O jantar não dura muito tempo e permanecemos em silêncio. Observo o menino, Hugo, ir de mesa em mesa com um sorriso incrivelmente grande e sincero no rosto. É estranho pensar que alguém ainda possa sorrir dessa maneira. Estranho pensar que eu sorria da mesma forma há tão pouco tempo.
Terminamos a refeição, nos levantamos, pagamos a conta e estamos na porta para sair quando acontece.

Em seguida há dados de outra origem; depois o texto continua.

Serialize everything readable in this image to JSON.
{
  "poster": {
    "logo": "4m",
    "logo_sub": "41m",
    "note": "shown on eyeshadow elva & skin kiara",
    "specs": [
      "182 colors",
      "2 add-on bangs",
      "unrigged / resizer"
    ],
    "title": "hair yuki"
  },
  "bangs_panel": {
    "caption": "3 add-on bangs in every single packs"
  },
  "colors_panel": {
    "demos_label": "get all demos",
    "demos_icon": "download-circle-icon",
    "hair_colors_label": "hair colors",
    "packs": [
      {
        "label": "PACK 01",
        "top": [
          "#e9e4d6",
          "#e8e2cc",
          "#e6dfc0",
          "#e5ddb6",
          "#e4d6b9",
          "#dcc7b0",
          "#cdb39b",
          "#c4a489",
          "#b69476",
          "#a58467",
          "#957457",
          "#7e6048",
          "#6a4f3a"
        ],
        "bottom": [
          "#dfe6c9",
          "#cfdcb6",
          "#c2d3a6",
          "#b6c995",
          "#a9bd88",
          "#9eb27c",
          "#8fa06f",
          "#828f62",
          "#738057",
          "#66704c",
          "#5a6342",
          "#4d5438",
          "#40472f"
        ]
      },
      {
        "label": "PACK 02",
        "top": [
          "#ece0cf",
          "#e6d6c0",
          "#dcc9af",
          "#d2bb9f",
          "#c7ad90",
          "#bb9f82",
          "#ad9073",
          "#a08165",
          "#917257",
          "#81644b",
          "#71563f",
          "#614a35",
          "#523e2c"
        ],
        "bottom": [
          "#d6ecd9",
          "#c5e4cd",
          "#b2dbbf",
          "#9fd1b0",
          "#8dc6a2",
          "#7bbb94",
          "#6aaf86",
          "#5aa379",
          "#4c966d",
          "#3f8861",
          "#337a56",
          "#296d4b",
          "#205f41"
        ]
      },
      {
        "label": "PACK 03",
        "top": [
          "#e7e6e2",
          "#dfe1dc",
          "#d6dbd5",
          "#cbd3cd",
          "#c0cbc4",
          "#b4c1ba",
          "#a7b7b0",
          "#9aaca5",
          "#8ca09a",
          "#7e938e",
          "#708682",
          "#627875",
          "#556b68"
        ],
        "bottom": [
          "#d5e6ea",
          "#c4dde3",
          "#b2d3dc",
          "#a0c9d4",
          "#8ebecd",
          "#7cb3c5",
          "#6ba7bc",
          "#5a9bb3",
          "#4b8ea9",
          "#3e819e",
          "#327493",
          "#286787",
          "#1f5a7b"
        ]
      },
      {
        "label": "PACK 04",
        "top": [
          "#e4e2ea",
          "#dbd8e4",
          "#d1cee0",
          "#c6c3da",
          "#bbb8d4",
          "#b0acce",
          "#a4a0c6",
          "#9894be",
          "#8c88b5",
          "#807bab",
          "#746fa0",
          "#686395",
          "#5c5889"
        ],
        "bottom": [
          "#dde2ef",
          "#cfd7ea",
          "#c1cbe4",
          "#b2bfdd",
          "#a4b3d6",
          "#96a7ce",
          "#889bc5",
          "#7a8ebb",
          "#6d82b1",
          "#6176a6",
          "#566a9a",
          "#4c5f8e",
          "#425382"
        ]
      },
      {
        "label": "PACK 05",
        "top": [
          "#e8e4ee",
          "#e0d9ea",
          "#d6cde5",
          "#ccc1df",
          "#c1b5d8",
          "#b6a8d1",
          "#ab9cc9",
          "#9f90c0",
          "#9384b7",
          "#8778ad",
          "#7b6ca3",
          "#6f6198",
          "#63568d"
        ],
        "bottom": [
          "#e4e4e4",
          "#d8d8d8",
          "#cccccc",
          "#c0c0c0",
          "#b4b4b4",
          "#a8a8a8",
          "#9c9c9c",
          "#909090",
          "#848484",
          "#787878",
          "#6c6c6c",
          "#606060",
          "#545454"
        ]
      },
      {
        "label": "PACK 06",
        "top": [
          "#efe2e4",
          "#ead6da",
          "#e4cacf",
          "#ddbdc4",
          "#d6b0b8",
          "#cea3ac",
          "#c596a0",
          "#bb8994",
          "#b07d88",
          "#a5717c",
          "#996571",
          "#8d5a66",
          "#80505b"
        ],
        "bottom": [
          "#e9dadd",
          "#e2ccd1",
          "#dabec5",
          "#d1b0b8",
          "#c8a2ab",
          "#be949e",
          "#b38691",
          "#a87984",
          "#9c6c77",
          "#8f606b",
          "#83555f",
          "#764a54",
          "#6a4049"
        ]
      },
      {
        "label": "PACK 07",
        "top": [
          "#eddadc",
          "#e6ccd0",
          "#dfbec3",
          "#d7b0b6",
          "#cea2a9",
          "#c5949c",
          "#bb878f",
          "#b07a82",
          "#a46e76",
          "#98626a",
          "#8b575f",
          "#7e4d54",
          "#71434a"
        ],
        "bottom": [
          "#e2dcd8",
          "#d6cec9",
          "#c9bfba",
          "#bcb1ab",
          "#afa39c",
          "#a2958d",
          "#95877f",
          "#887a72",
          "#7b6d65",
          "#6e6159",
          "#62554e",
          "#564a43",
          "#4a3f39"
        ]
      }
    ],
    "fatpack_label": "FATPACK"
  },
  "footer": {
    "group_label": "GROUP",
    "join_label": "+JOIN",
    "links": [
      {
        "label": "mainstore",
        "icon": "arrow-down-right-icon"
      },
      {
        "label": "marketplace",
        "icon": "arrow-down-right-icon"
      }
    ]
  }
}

— Esperem! Senhores? — Hugo, que atendeu nossa mesa, está correndo em nossa direção com algo nas mãos. — Aqui. — ele estende o braço e me oferece uma rosa vermelha. — Acho que é a primeira vez de vocês dois aqui. Então, por favor, aceitem nossas boas vindas e nosso desejo pelo seu retorno.
Ergo meu braço para apanhar a rosa de sua mão e nossos dedos roçam suavemente, acabo olhando para o garoto enquanto um calafrio ameno deixa todos os meus pelos em pé. Algo nele é tão magnético que me pego revisando cada detalhe que observei durante a refeição.
Ele está usando um cabelo recém aparado baixo, seu queixo é comum, mas suas bochechas são como as de uma criança, muito cheias. Covinhas aparecem em seu rosto negro quando ele sorri, em contrapartida com perfeitos dentes brancos alinhados. Olho o caule da rosa, onde há um adesivo com os dizeres "Volte Sempre" colado.
— Me desculpem pelo transtorno. — ele recua sua mão e nosso toque acaba. — Obrigado por virem. — então ele abre outro dos muitos sorrisos que usou naquela noite e que sempre deve ter usado.
Algo dentro de mim parece destoante enquanto as luzes bruxuleantes batem sobre a pele do menino gentil. E, pela primeira vez em seis meses, meu sorriso é completamente frouxo e livre.